THE MILL AND THE CROSS
Sunday, November 13th at 2:45PM, Click Here to Buy Tickets
Co-Presented by The Tucson Museum of Art
OFFICIAL SELECTION / 2011 Sundance Film Festival
Featuring an introduction by Julie Sasse, Chief Curator at The Tucson Museum of Art
ARIZONA PREMIERE
“No description can do justice to “The Mill and the Cross,” which must be seen to be fully appreciated.” – V.A. Musetto, NEW YORK POST
The rich and fertile imagination of Polish artist/filmmaker Lech Majewski finds its perfect subject in Flemish master Pieter Bruegel’s 1564 painting The Way to Calvary. Using a combination of green-screen techniques, location shooting, and a vast matte backdrop painted by Majewski himself, this may be the closest a feature film has ever come to being a painting. The effect is just as awe-inspiring as the original work which depicts the crucifixion of Christ transposed into the artist’s own era, a time when Flemish territory was occupied by Spanish mercenaries.

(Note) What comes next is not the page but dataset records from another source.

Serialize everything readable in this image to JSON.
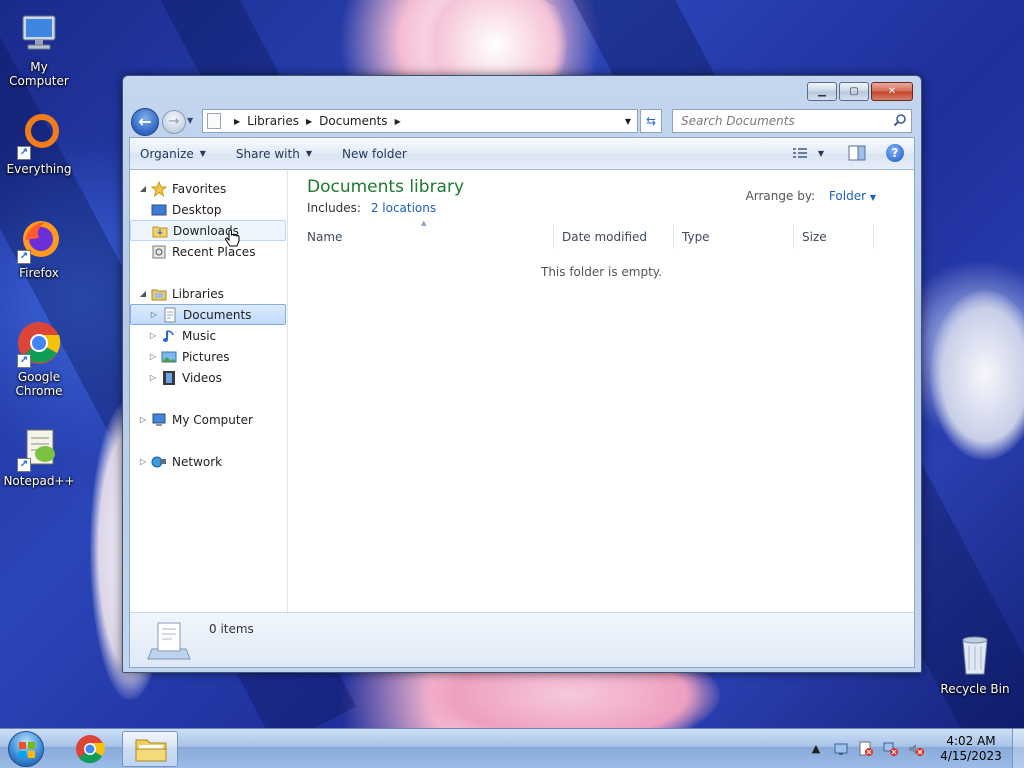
{
  "desktop": {
    "icons": [
      {
        "label": "My Computer"
      },
      {
        "label": "Everything"
      },
      {
        "label": "Firefox"
      },
      {
        "label": "Google Chrome"
      },
      {
        "label": "Notepad++"
      },
      {
        "label": "Recycle Bin"
      }
    ]
  },
  "window": {
    "address": {
      "segments": [
        "Libraries",
        "Documents"
      ]
    },
    "search": {
      "placeholder": "Search Documents"
    },
    "toolbar": {
      "organize": "Organize",
      "share_with": "Share with",
      "new_folder": "New folder",
      "help": "?"
    },
    "nav": {
      "favorites": "Favorites",
      "desktop": "Desktop",
      "downloads": "Downloads",
      "recent": "Recent Places",
      "libraries": "Libraries",
      "documents": "Documents",
      "music": "Music",
      "pictures": "Pictures",
      "videos": "Videos",
      "computer": "My Computer",
      "network": "Network"
    },
    "content": {
      "title": "Documents library",
      "includes_label": "Includes:",
      "includes_link": "2 locations",
      "arrange_label": "Arrange by:",
      "arrange_value": "Folder",
      "columns": [
        "Name",
        "Date modified",
        "Type",
        "Size"
      ],
      "empty_message": "This folder is empty."
    },
    "details": {
      "item_count": "0 items"
    }
  },
  "taskbar": {
    "clock_time": "4:02 AM",
    "clock_date": "4/15/2023"
  },
  "colors": {
    "accent": "#1e5fb8",
    "library_title": "#1e7a2e",
    "selection": "#c1dbfc"
  }
}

Majewski restages the painting, magnifying each cluster of characters and elaborating on their stories (Charlotte Rampling plays the painting’s lamenting Mary). An analysis of the work (based on the book by Michael Francis Gibson, who also wrote the screenplay) is delivered by Bruegel himself (played by Rutger Hauer) in conversations with an art collector (Michael York). This extraordinarily ambitious melding of film and painting is a unique cinematic experience and a jaw-dropping spectacle that is not to be missed.